Speculative Decoding – Usage Guide#
Support Status#
✅ MTP layer for inference only (no training)
✅ Models with native MTP layers:
✅ Mimo-7B-RL
🧪 Deepseek-V3/R1
🧪 GLM-4.5
🚧 External draft models trained with SpecForge:
⏳ MTP layer training with RL
🚧 Sequence packing with MTP layers is under development in Megatron.
Usage#
Add the following flags to SGLANG_ARGS
:
# for speculative decoding
--sglang-speculative-algorithm EAGLE
--sglang-speculative-num-steps 3
--sglang-speculative-eagle-topk 1
--sglang-speculative-num-draft-tokens 4
For details on parameter meanings and configuration, see the SGLang speculative decoding documentation.
Known Issues#
SGLang issue #9888 or SGLang issue #9521#
Error occurs during CUDA graph padding in the speculative decoding draft stage.
Workarounds:
Switch the inference backend to fa3 Triton (bug only occurs in flashInfer).
Specify a broader range for
--sglang-cuda-graph-bs
to avoid batch sizes that trigger CUDA graph padding.Disable CUDA graph (not recommended due to significant performance loss).
Notice: Disabling CUDA graph padding with
--sglang-disable-cuda-graph-padding
is currently ineffective for speculative decoding. See SGLangcuda_graph_runner.py
.
For debugging, enable slime’s
--debug-rollout-only
flag to isolate rollout behavior from parameter updates or model offloading.

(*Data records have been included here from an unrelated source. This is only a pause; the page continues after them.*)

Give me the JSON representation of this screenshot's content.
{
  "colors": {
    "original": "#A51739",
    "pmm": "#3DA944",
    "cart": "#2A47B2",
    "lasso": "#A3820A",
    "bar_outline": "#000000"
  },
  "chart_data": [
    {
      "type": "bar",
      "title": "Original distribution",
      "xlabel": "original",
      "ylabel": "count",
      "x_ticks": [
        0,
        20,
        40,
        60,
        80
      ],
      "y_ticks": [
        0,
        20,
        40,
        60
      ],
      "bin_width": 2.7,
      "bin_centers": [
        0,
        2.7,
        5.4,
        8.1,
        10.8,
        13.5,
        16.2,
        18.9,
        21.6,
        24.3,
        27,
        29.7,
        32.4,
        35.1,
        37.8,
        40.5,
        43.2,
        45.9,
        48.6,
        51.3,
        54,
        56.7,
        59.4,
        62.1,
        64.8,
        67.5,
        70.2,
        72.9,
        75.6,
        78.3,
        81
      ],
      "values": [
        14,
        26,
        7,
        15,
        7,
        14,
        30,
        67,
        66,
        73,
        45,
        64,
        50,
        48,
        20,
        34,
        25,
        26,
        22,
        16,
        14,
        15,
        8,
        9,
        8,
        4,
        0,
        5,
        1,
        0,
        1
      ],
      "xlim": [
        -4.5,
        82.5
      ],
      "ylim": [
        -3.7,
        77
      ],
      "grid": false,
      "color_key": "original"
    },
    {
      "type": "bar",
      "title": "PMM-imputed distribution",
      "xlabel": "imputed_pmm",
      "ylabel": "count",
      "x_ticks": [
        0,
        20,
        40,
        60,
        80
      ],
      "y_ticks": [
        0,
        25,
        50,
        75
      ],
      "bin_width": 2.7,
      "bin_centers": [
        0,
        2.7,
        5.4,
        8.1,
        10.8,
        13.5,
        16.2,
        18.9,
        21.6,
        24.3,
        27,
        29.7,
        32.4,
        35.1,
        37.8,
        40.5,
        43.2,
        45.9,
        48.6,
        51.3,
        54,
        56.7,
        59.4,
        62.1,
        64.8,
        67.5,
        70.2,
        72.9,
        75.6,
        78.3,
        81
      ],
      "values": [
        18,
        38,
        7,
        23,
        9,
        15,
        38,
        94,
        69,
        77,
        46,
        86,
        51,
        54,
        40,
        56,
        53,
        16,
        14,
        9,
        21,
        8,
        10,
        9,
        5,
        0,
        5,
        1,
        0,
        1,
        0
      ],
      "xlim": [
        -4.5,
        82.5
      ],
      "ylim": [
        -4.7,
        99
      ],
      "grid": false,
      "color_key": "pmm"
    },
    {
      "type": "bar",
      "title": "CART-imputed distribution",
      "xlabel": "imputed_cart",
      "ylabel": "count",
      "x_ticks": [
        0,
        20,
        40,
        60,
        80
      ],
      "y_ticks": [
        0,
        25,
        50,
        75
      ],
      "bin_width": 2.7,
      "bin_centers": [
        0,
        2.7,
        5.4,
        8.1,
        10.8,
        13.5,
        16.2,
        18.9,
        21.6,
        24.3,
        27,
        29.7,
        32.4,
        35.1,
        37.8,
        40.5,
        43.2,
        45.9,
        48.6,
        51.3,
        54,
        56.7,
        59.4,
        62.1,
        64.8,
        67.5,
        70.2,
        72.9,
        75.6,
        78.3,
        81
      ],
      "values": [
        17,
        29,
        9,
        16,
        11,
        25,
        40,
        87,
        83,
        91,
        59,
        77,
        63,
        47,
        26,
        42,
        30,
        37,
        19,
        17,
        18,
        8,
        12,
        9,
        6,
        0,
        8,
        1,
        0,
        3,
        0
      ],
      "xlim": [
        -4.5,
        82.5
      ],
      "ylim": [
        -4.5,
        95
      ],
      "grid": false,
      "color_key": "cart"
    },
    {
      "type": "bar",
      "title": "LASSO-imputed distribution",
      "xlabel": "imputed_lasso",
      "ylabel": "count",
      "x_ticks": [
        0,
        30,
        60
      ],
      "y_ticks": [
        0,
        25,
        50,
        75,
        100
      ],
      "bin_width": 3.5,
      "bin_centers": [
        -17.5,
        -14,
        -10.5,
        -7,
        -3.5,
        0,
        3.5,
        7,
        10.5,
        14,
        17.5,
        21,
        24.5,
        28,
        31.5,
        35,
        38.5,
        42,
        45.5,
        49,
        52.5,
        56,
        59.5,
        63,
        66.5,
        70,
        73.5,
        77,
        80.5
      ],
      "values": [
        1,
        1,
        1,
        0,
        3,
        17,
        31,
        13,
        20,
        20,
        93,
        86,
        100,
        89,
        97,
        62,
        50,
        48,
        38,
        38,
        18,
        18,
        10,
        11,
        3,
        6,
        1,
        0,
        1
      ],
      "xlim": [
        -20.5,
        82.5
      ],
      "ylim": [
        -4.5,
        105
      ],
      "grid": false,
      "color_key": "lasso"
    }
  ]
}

# If speculative decoding fails, this can help debug
--debug-rollout-only
# If flashInfer causes issues with speculative decoding, use fa3 or triton instead
--sglang-attention-backend fa3
# If CUDA graph fails due to padding, extend the CUDA graph batch size
--sglang-cuda-graph-bs $(seq 1 32) $(seq 40 8 64) $(seq 80 16 160)
# Improve performance by enlarging the running batch size limit
--sglang-max-running-requests 128
SGLang issue #9481#
Solution:
Apply the latest SGLang patch.
See PR #9687 for reference changes.
SGLang PR #9388#
If using an external draft model results in illegal memory access, it may be caused by a context length mismatch between the draft and target models.
Please update to SGLang ≥ 0.5.1 (and update
sgl-kernel
) to apply this fix.